古い契約、それはシナイ山でモーセを通して与えられた律法を指しています。そ
こでは人は律法を守ることで神さまからの祝福を受けられる。しかし、それを破
るなら祝福は受けられないし、契約そのものが無効となる。イスラエルの民はそ
れをしてしまった。

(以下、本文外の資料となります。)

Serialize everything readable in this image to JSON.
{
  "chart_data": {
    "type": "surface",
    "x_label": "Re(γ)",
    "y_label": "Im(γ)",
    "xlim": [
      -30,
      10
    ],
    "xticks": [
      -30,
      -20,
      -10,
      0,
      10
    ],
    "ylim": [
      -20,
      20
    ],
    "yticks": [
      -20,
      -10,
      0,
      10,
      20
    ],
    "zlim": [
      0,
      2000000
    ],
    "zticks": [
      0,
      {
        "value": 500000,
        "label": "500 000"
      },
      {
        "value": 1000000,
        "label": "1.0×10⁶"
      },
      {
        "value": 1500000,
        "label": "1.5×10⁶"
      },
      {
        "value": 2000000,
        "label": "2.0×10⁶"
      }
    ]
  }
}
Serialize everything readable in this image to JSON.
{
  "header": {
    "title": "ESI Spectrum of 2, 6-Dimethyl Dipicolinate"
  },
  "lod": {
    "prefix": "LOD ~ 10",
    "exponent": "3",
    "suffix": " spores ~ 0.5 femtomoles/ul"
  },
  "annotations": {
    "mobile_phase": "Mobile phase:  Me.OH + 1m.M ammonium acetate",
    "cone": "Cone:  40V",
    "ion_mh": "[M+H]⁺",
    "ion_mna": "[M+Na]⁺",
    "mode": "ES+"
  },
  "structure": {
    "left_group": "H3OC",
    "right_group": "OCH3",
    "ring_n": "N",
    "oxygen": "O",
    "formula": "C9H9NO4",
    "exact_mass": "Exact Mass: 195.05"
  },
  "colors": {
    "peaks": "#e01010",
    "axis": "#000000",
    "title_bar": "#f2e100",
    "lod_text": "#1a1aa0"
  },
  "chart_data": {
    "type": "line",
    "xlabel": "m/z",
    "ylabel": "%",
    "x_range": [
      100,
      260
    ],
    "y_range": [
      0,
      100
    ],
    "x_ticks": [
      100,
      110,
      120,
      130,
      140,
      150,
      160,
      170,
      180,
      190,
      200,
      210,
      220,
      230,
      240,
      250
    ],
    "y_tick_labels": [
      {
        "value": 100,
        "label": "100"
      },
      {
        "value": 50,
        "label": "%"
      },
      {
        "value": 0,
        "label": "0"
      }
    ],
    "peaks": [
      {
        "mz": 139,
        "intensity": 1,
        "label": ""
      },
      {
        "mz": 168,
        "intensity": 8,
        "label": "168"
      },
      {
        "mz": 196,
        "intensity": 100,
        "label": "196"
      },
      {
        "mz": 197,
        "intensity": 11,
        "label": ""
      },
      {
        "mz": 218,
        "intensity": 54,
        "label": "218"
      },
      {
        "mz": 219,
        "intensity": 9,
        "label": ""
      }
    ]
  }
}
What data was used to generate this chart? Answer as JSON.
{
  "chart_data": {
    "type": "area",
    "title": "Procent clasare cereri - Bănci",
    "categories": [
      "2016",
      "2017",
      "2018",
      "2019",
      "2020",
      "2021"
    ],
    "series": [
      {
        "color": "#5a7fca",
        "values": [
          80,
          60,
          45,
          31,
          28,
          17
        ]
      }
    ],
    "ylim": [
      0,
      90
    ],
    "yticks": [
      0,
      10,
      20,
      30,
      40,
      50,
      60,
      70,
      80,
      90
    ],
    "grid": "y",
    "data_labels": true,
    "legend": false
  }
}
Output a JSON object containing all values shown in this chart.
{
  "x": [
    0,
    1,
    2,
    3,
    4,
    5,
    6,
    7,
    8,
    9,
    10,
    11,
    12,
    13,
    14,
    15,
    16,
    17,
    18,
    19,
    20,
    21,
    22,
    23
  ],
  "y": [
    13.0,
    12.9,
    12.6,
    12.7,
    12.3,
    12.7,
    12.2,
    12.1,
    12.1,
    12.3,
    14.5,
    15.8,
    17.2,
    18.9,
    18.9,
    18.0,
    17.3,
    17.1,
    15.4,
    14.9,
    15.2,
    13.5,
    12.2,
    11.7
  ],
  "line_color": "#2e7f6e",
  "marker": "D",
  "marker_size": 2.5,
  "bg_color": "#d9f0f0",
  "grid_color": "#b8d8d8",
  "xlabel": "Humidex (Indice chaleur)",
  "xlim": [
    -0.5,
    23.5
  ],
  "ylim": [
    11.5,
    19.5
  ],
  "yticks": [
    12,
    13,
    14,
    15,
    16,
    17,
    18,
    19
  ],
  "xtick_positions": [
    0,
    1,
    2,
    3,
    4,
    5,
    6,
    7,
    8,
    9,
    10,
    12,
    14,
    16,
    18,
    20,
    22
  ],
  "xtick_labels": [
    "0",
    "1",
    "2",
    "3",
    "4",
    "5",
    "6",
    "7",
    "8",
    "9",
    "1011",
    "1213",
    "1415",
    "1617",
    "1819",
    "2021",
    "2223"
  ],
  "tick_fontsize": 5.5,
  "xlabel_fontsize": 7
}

しかも、律法には罪を贖う力はない。
そこで神は新しい契約をイエス・キリストを通して与えて下さった。それは古い
契約を単に再契約するというだけのものではありません。新しい契約は文字通り
全く新しいもので、それは実に大きな効力のあるものなのです。
それはイエス・キリストの犠牲が伴ったものです。その犠牲は古い契約を破って
犯した罪をも帳消しにしてしまうもの、更には将来にも効力を持つことのできる
契約です。
新しい契約はどうして大きな効力を持つのでしょうか。それは血の注ぎが伴って
いるからです。血を注ぎ出すことがなければ、罪の赦しはないのです。(22
節)
別な表現をすれば、「赦しには犠牲が伴う。」ということです。あやまちを犯し
た子供を赦すためには、親の涙という代価が払われます。人間の罪の赦しのため
にはキリストの十字架の犠牲が伴ったのです。